Six Territories for Disciplinary AI Literacy
Source: Nick Potkalitsky Substack
Author: Nick Potkalitsky
Original source: https://nickpotkalitsky.substack.com/p/six-territories-for-disciplinary
Published: 2025-11-19
Source type: essay
Private backup: the full article text is archived in the private repository at archives/articles/nickpotkalitsky-substack-com-six-territories-for-disciplinary.source.md. It is not published on the public Quartz site.
Summary
Nick Potkalitsky argues that AI literacy cannot be taught as a generic portable skill; it must be embedded in disciplinary learning so students develop the knowledge and judgment needed to interrogate AI outputs. He maps six territories for K-16 disciplinary AI literacy: epistemology, knowledge asymmetry, instructional architecture, assessment, disciplinary authenticity and transfer, and professional development/infrastructure. The article’s central concern is that AI can generate polished disciplinary-looking products while bypassing the epistemic practices that give a field meaning.
Pull quotes
AI Literacy Must Be Disciplinary-Specific
“AI literacy must be disciplinary-specific, embedded within subject-area instruction where students simultaneously build content knowledge and critical AI capabilities.”
Epistemic Displacement
“AI doesn’t just assist with disciplinary work; it performs the epistemic labor that constitutes disciplinary thinking.”
Knowledge and Agency
“Students with strong disciplinary grounding approach AI as a testable claim generator. Students without that grounding approach AI as an authoritative oracle.”

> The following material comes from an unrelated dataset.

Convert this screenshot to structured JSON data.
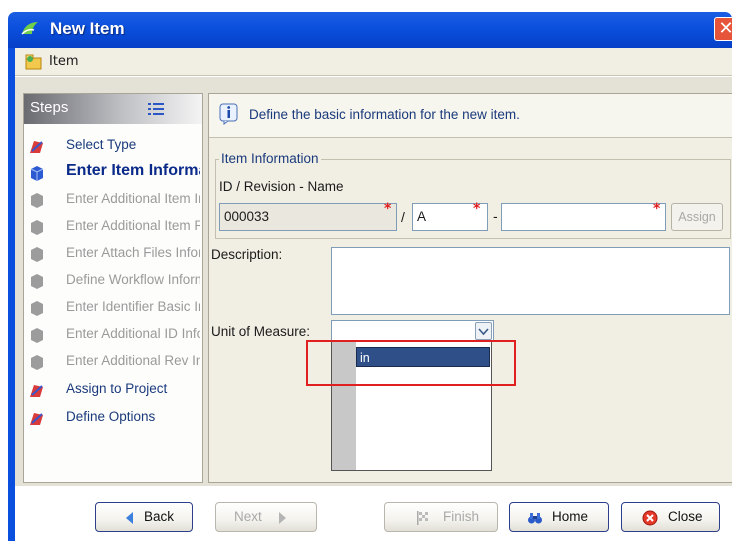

The Real Integration Question
“The question isn’t whether to integrate AI. It’s whether we’ll do so in ways that build or bypass disciplinary capabilities.”
Big ideas
Claims
- AI literacy only works when it is connected to subject-area knowledge
- Subject-specific AI literacy frameworks are useful maps, not final answers
Key evidence and examples
- District leaders in Central Ohio are designing workshops around discipline-specific AI literacy embedded in subject-area instruction.

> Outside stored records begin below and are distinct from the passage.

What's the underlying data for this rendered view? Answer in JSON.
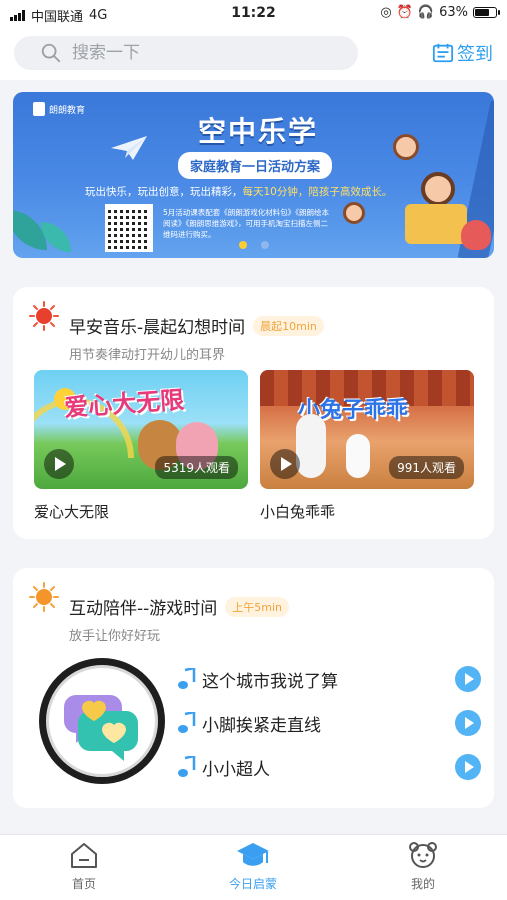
{
  "status_bar": {
    "carrier": "中国联通",
    "network": "4G",
    "time": "11:22",
    "battery": "63%"
  },
  "header": {
    "search_placeholder": "搜索一下",
    "checkin_label": "签到"
  },
  "banner": {
    "brand": "朗朗教育",
    "title": "空中乐学",
    "subtitle": "家庭教育一日活动方案",
    "slogan_a": "玩出快乐，玩出创意，玩出精彩，",
    "slogan_b": "每天10分钟，陪孩子高效成长。",
    "note": "5月活动课表配套《朗朗游戏化材料包》《朗朗绘本阅读》《朗朗思维游戏》，可用手机淘宝扫描左侧二维码进行购买。",
    "current_slide": 1,
    "total_slides": 2
  },
  "section_morning": {
    "title": "早安音乐-晨起幻想时间",
    "tag": "晨起10min",
    "subtitle": "用节奏律动打开幼儿的耳界",
    "videos": [
      {
        "art_text": "爱心大无限",
        "views": "5319人观看",
        "caption": "爱心大无限"
      },
      {
        "art_text": "小兔子乖乖",
        "views": "991人观看",
        "caption": "小白兔乖乖"
      }
    ]
  },
  "section_interactive": {
    "title": "互动陪伴--游戏时间",
    "tag": "上午5min",
    "subtitle": "放手让你好好玩",
    "songs": [
      {
        "name": "这个城市我说了算"
      },
      {
        "name": "小脚挨紧走直线"
      },
      {
        "name": "小小超人"
      }
    ]
  },
  "tabbar": {
    "items": [
      {
        "label": "首页",
        "icon": "home-icon",
        "active": false
      },
      {
        "label": "今日启蒙",
        "icon": "graduation-cap-icon",
        "active": true
      },
      {
        "label": "我的",
        "icon": "bear-face-icon",
        "active": false
      }
    ]
  },
  "colors": {
    "accent": "#3a9ff0",
    "tag_text": "#f0a43a",
    "play_button": "#52b4f5"
  }
}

- More than 200 educators at an Ohio School Boards Association roundtable showed interest in AI use that preserves intellectual agency.
- The article distinguishes how AI disrupts process and product differently in history, math, science, and literary studies.
- Potkalitsky names “epistemic displacement”: AI can produce accurate outputs without modeling the knowledge-making labor of a discipline.
- Assessment must move toward process documentation, disciplinary justification, revision, and comparison with AI output.
Education relevance
This is highly relevant to K-12 AI literacy, curriculum design, teacher professional development, assessment redesign, and disciplinary pedagogy.
Durability note
This is durable as a map of disciplinary AI literacy concerns, even if the named territories need revision as classroom practice and AI capabilities mature.